The proposal has created a heated debate between environmentalists and land developers.
Environmentalists argue that redefining wetlands could result in a substantial loss of one of the world's most vital resources. Proponents argue it will streamline a system that is tangled in red tape and help people such as Gross.
''We think [the proposed amendments] would go a long way in clarifying the situation for property owners, builders, people who don't know where they stand,'' says Michael Luzier, director of environmental regulations for the National Association of Home Builders in Washington.
Counters Pam Goddard, associate representative for the Sierra Club in Washington: ''We could wipe out all the progress we've made in the last 25 years.''
Wetlands are important because they purify drinking water, help control floods and erosion, and provide habitat to plants and wildlife, say environmental researchers. The National Academy of Sciences defines a wetland by the vegetative material present, the hydrology of a site, and the soil type.
The definition used by the House and Senate bills is more controversial. It defines a wetland as land that is covered with water for 21 consecutive days during the growing season. The bills would also set up a classification system that would rank wetlands in importance and determine how much protection they get.
Some land designated as wetlands now would have no protection; taxpayers would be required to buy a certain percentage of other wetlands.
Opponents of the legislation say these proposals are an unscientific way to identify wetlands and weaken their protection in favor of industry.
''The reason it's a problem is it eliminates all kinds of wetlands that are very valuable but may not be covered with surface water - mainly flood-plain wetlands or wetlands that are very important in groundwater discharge,'' Ms. Goddard says.
The other side sees it differently. ''What the environmental community likes to argue is that we ought to let the scientists decide what a wetland is. We think elected officials ought to make that decision,'' says Mr.

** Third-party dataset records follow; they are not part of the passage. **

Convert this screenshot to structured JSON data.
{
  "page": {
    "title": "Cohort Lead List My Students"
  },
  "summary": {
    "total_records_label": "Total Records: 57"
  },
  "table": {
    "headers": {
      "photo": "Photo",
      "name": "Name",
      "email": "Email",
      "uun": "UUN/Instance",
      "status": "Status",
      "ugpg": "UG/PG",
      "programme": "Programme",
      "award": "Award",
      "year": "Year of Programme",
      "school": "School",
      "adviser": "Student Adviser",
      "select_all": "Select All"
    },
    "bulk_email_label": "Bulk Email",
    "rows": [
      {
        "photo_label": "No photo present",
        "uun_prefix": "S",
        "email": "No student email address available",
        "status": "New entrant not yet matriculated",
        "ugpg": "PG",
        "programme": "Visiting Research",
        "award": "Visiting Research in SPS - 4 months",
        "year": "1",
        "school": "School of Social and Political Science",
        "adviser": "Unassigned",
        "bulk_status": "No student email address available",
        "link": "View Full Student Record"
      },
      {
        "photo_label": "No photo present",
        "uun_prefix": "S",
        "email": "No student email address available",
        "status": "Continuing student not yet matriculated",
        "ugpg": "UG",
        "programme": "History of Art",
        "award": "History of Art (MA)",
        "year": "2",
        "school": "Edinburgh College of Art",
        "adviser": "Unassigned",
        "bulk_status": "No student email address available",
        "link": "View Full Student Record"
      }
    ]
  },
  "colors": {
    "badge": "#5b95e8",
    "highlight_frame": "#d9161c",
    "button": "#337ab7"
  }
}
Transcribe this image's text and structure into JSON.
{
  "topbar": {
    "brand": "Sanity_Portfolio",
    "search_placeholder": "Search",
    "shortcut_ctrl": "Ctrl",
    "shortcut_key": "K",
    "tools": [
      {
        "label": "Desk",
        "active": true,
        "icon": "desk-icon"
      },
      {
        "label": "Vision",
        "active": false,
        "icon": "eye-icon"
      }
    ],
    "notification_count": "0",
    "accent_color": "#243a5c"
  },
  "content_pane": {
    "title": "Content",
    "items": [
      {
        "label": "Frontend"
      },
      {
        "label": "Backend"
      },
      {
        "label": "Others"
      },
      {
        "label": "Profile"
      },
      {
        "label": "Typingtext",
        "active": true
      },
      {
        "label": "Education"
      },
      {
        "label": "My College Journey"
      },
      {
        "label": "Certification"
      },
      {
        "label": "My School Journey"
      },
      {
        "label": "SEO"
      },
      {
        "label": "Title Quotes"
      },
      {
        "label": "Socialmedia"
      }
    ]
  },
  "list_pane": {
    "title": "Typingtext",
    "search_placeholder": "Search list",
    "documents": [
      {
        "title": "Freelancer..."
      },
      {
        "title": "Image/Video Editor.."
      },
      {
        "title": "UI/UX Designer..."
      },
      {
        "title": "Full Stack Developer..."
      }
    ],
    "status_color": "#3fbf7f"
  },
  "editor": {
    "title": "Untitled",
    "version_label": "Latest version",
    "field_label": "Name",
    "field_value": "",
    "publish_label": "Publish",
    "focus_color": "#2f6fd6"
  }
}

Luzier. ''And any change in definition that reduces jurisdiction does not necessarily equate with loss of wetlands.''
Proponents also favor the legislation because it would put one agency, instead of two, in charge of regulating wetlands, a move that would reduce delays in getting building permits, Luzier says.
Environmentalists, however, contend more bureaucracy would be created because all past permit decisions could be reopened.While the House bill is stringent in its proposed reforms, the Senate bill, will likely be more moderate, many observers say.
''President Clinton has vowed to veto the House bill, so I'm sure the Senate is taking that to heart,'' Luzier says.